New research shows that women’s exposure to chemicals such as bisphenol A and perfluoroalkyl substances have been associated with reducing the duration of breastfeeding. A researcher says that further research is required to understand how endocrine disruptors do this because breastfeeding is healthy for both the mother and the child.
The environment contains many substances that may be endocrine disruptors, affecting puberty, fertility or the immune system.
New research shows that some of these substances can also affect how long a mother breastfeeds her child.
According to the researchers behind the study, the result is useful because breastfeeding is essential for the baby’s development, including developing the child’s immune system. Breastfeeding also has many benefits for the mother, including reducing the risk of developing breast and ovarian cancer.
The research results also arrive at a time when more and more women report difficulty maintaining breastfeeding for as long as the Danish Health and Medicines Authority and other health authorities recommend.
“Women are vulnerable when they breastfeed, and many women find that they cannot produce enough milk to maintain breastfeeding. They want to breastfeed because it is important but cannot, and animal studies have shown that many substances in the environment can hormonally affect pregnancy and mammary gland development. This study showed that this also applies to people, with high levels of endocrine disruptors reducing the duration of breastfeeding,” explains a researcher behind the study, Amalie Timmermann, Assistant Professor, National Institute of Public Health, University of Southern Denmark, Copenhagen.
2,500 women participated
In the two studies, Amalie Timmermann and colleagues investigated whether having high concentrations of bisphenol A (BPA) or perfluoroalkyl substances (PFAS) in the blood or urine influences the duration of breastfeeding.
BPA is used in plastics and to coat the inside of cans, and PFAS have been used in everything from the textile industry to making Teflon®. There is international pressure to completely phase out the use of these substances.
The research was based on the Odense Child Cohort, in which researchers monitored 2,500 pregnant women and their children over several years.

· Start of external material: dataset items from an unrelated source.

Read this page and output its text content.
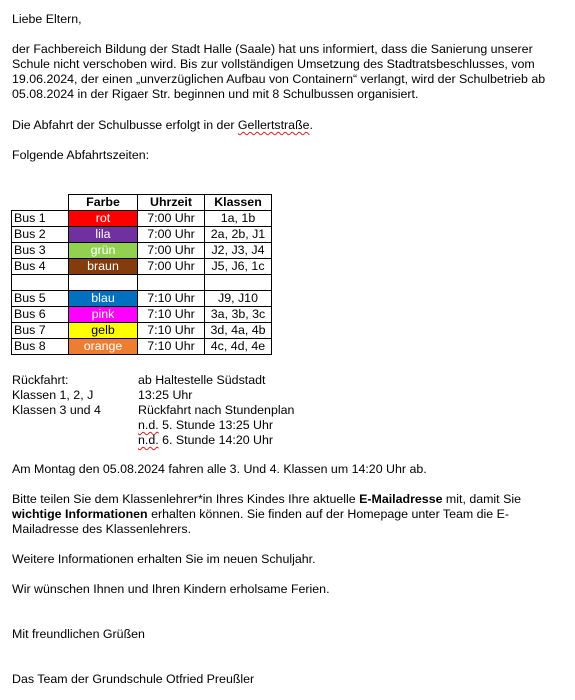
Liebe Eltern,
der Fachbereich Bildung der Stadt Halle (Saale) hat uns informiert, dass die Sanierung unserer Schule nicht verschoben wird. Bis zur vollständigen Umsetzung des Stadtratsbeschlusses, vom 19.06.2024, der einen „unverzüglichen Aufbau von Containern“ verlangt, wird der Schulbetrieb ab 05.08.2024 in der Rigaer Str. beginnen und mit 8 Schulbussen organisiert.
Die Abfahrt der Schulbusse erfolgt in der Gellertstraße.
Folgende Abfahrtszeiten:
	Farbe	Uhrzeit	Klassen
Bus 1	rot	7:00 Uhr	1a, 1b
Bus 2	lila	7:00 Uhr	2a, 2b, J1
Bus 3	grün	7:00 Uhr	J2, J3, J4
Bus 4	braun	7:00 Uhr	J5, J6, 1c

Bus 5	blau	7:10 Uhr	J9, J10
Bus 6	pink	7:10 Uhr	3a, 3b, 3c
Bus 7	gelb	7:10 Uhr	3d, 4a, 4b
Bus 8	orange	7:10 Uhr	4c, 4d, 4e
Rückfahrt:	ab Haltestelle Südstadt
Klassen 1, 2, J	13:25 Uhr
Klassen 3 und 4	Rückfahrt nach Stundenplan
n.d. 5. Stunde 13:25 Uhr
n.d. 6. Stunde 14:20 Uhr
Am Montag den 05.08.2024 fahren alle 3. Und 4. Klassen um 14:20 Uhr ab.
Bitte teilen Sie dem Klassenlehrer*in Ihres Kindes Ihre aktuelle E-Mailadresse mit, damit Sie wichtige Informationen erhalten können. Sie finden auf der Homepage unter Team die E-Mailadresse des Klassenlehrers.
Weitere Informationen erhalten Sie im neuen Schuljahr.
Wir wünschen Ihnen und Ihren Kindern erholsame Ferien.
Mit freundlichen Grüßen
Das Team der Grundschule Otfried Preußler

During the study period, the women provided blood and urine samples and answered questionnaires about breastfeeding. The women recorded when they started feeding their children anything other than exclusively breast-milk, such as breast-milk substitute or porridge, and when they completely stopped breastfeeding.
The researchers linked the data on breastfeeding with the concentrations of PFAS and BPA in blood and urine provided by the women.
BPA slightly increases the risk of stopping breastfeeding
The researchers divided the women into three groups according to the concentrations of BPA in the urine samples.
High versus low concentrations of BPA were associated with discontinuing breastfeeding earlier, both 1) complete discontinuation and 2) partial discontinuation, including a transition to porridge or breast-milk substitute.
At each time point, women with the highest concentrations of BPA had a 7% higher risk of stopping breastfeeding than women with the lowest concentrations of BPA.
However, this result was not statistically significant.
“Thus, we cannot be sure that the apparent association actually exists. We found a slightly increased risk of early cessation of breastfeeding, but the result was not statistically significant and must therefore be reassessed in new research to confirm whether the association is real,” says Amalie Timmermann.
PFAS reduces the duration of breastfeeding
The researchers found a clear association for PFAS.
For each doubling of the concentration of PFAS in the blood (such as from 1 to 2 ng/mL), the risk of discontinuing breastfeeding increased by 20%.
The result was statistically significant and is in accordance with similar studies from the United States, Sweden, the Faroe Islands and other places.
“Overall, the conclusion is that some of the chemicals in our surroundings can affect a woman’s duration of breastfeeding,” explains Amalie Timmermann.
Major focus on environmental factors
Amalie Timmermann explains that, although the researchers found an association, it is too early to say for sure why women exposed to endocrine disruptors may stop breastfeeding sooner.
The researchers examined whether the endocrine disruptors affect the concentrations of prolactin, which stimulates milk production during and after pregnancy, but found no association.
“We do not yet know much about the underlying mechanisms, but the chemicals somehow affect the physiological functions that support breastfeeding, possibly by reducing milk production,” says Amalie Timmermann, who adds that she advocates more strongly focusing on the environmental factors that can affect the duration of breastfeeding.
“So we should not just tell women that breastfeeding for a long time is healthy for both themselves and their child. We as a society also need to protect them from the environmental factors that may reduce the duration,” concludes Amalie Timmermann.